City Hall renovation could be soon

Published 9:38 pm Friday, November 11, 2011

City workers were busy Thursday working on the Gowan Building, which will temporarily house city hall if the planned renovation takes place.|Brennan Leathers


City of Bainbridge workers have been busy uncovering the façade of a historic downtown building that will likely serve as the temporary home of employees of City Hall, while that building is being renovated.
In anticipation of the City Council giving its final approval for the City Hall renovation project, which will take about a year to complete, the Downtown Development Authority has been renovating the old Gowan Furniture Building at the corner of Broad and Water streets. The DDA purchased the building, which also formerly housed Allen Sports, earlier this year.
At Tuesday night’s City Council meeting, the Bainbridge Downtown Development Authority—a separate entity from the DDA that has been operating in recent years—will present the council with its recommendation on how to finance the City Hall renovation project, which has an estimated construction cost of $3.4 million.
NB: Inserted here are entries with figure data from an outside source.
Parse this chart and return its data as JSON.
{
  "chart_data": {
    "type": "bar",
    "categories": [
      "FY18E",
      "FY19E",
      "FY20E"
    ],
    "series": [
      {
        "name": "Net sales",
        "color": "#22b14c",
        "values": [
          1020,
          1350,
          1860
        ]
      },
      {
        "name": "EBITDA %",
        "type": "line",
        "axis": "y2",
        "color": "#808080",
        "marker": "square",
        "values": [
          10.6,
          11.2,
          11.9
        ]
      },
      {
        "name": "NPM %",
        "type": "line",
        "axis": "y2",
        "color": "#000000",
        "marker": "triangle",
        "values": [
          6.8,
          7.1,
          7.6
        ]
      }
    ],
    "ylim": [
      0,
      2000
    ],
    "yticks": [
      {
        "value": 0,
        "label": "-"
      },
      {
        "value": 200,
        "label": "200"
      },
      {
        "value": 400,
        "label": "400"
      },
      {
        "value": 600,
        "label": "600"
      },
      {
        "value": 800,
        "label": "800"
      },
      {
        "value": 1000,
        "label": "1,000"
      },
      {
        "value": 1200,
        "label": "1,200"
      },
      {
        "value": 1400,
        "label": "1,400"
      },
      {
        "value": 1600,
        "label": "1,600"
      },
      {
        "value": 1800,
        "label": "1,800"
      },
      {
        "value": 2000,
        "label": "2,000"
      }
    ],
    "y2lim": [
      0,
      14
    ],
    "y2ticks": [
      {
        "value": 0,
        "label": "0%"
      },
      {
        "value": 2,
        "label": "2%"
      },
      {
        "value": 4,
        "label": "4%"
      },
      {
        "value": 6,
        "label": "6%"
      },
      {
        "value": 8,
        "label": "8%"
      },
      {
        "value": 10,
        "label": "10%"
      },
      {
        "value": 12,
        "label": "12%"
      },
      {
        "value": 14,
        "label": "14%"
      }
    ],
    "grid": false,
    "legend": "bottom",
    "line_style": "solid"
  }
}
The new DDA has Mayor Edward Reynolds and Post-Searchlight Publisher Jeff Findley among its members, and was only created for the purpose of legally arranging financing for major downtown projects—something the current DDA is not permitted by law to do, according to Mayor Reynolds.
Once architectural fees, furniture purchases and contingency funds are added in, the total “move-in” price of the project should be about $4,185,000, City Manager Chris Hobby said.
After the financing—which is based on the architectural firm’s budget estimate—is approved, the next step will be for the City Council to consider the construction bid from Childers Construction, which will likely happen in January, Hobby said. If everything goes as planned, the City Hall renovation could start next February, he said.
There are conceptual plans to turn the Gowan building into a mixed residential/retail complex, after the City Hall renovation is complete. The DDA could do some of the renovation itself, as it did on the Water Street project, or lease or sell the building to a third party.
Meanwhile, City Hall employees—everyone from City Court clerks to the people who take utility bill payments to the city manager himself—will move around the corner and work out of the first floor of the Gowan Building, which has lots of space in good condition.
“The finance department will go in the space Allen Sports used to be in on the corner, while everyone else will be spread out in cubicles in the Gowan Furniture space,” Bainbridge Community and Economic Development Director Amanda Glover said. “Since it just closed a few months ago, it’s in good shape, so all we’ll really have to do to get the inside ready is to wire it for our computers and telephones.”
City workers have already uncovered history in the cast iron façade framework bearing the inscription of George L. Mesker and Co. of Evansville, Ind., a manufacturer whose work is now considered classic among historic architecture buffs.
This week, the city’s maintenance crew — Mike Hammer and Jessie Tindell — stripped away some stucco that had been laid over the building’s original transom windows. The line of window panes have been painted red and are partially missing, so it’s not certain if they will be kept, although the DDA is trying to restore the appearance of original building’s historic façade as close as possible, Glover said.